L’existence d’un lien de causalité naturelle entre le fait générateur de responsabilité et le dommage est une question de fait que le juge doit trancher selon la règle du degré de la vraisemblance prépondérante. L’allègement se justifie car, en la matière, une preuve stricte n’est pas possible ou ne peut être raisonnablement exigée de celui qui en supporte le fardeau. La vraisemblance prépondérante suppose que, d’un point de vue objectif, des motifs importants plaident pour l’exactitude d’une allégation, sans que d’autres possibilités ne revêtent une importance significative ou n’entrent raisonnablement en considération.
Le TF a retenu que le raisonnement tenu par les juges cantonaux, reposant sur une série de constatations non étayées par des moyens de preuve et des appréciations manifestement inexactes, a abouti à la conclusion arbitraire selon laquelle il existait un lien de causalité entre l’accident et l’interruption des études d’infirmière par l’intimée. Ainsi, le degré de preuve requis pour retenir l’existence d’un tel lien de causalité – dont l’autorité avait pourtant une juste conception – n’était manifestement pas atteint en l’espèce.
De même il a retenu que la cour cantonale a versé dans l’arbitraire en retenant comme établies une incapacité de travail alléguée de 30 % et une incapacité ménagère de 20 %, dès lors que ces éléments, ressortant exclusivement d’expertises privées, avaient été soigneusement contestés par la recourante et n’étaient étayés par aucune preuve.
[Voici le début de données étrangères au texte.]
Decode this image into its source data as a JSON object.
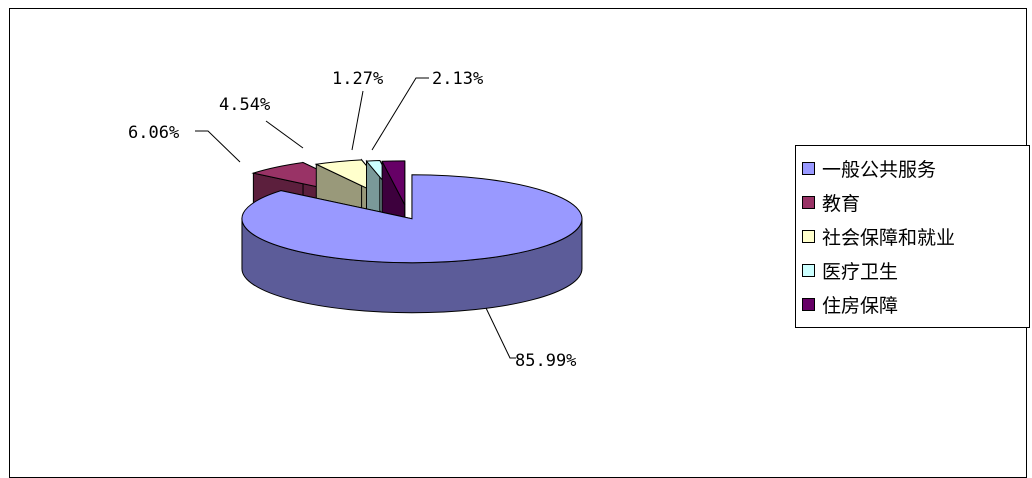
{
  "chart_data": {
    "type": "pie",
    "title": "",
    "slices": [
      {
        "name": "一般公共服务",
        "value": 85.99,
        "label": "85.99%",
        "color": "#9999ff",
        "side": "#5c5c99"
      },
      {
        "name": "教育",
        "value": 6.06,
        "label": "6.06%",
        "color": "#993366",
        "side": "#5c1f3d"
      },
      {
        "name": "社会保障和就业",
        "value": 4.54,
        "label": "4.54%",
        "color": "#ffffcc",
        "side": "#99997a"
      },
      {
        "name": "医疗卫生",
        "value": 1.27,
        "label": "1.27%",
        "color": "#ccffff",
        "side": "#7a9999"
      },
      {
        "name": "住房保障",
        "value": 2.13,
        "label": "2.13%",
        "color": "#660066",
        "side": "#3d003d"
      }
    ],
    "legend_position": "right",
    "exploded": true,
    "three_d": true
  }
}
Enfin, la cour cantonale a fondé arbitrairement son raisonnement sur des faits non établis, en retenant que l’intéressée présentait une incapacité de gain partielle. La lésée n’a pas offert le moindre moyen de preuve visant à établir une prétendue atteinte à son avenir économique. Elle n’a jamais allégué, ni a fortiori démontré qu’elle serait désavantagée sur le marché du travail car il lui serait plus difficile de trouver et de conserver un emploi avec une rémunération identique, ou que ses douleurs pourraient entraver un changement de profession ou réduire ses chances de promotion. Elle n’a surtout jamais prouvé que son taux d’invalidité médico-théorique était encore supérieur à 10 %, ce qui, selon la jurisprudence, exclut toute atteinte à l’avenir économique.
Le TF a admis dans une large mesure le recours de l’assureur responsabilité civile, le condamnant à payer à l’intimée la somme de CHF 6’799,80.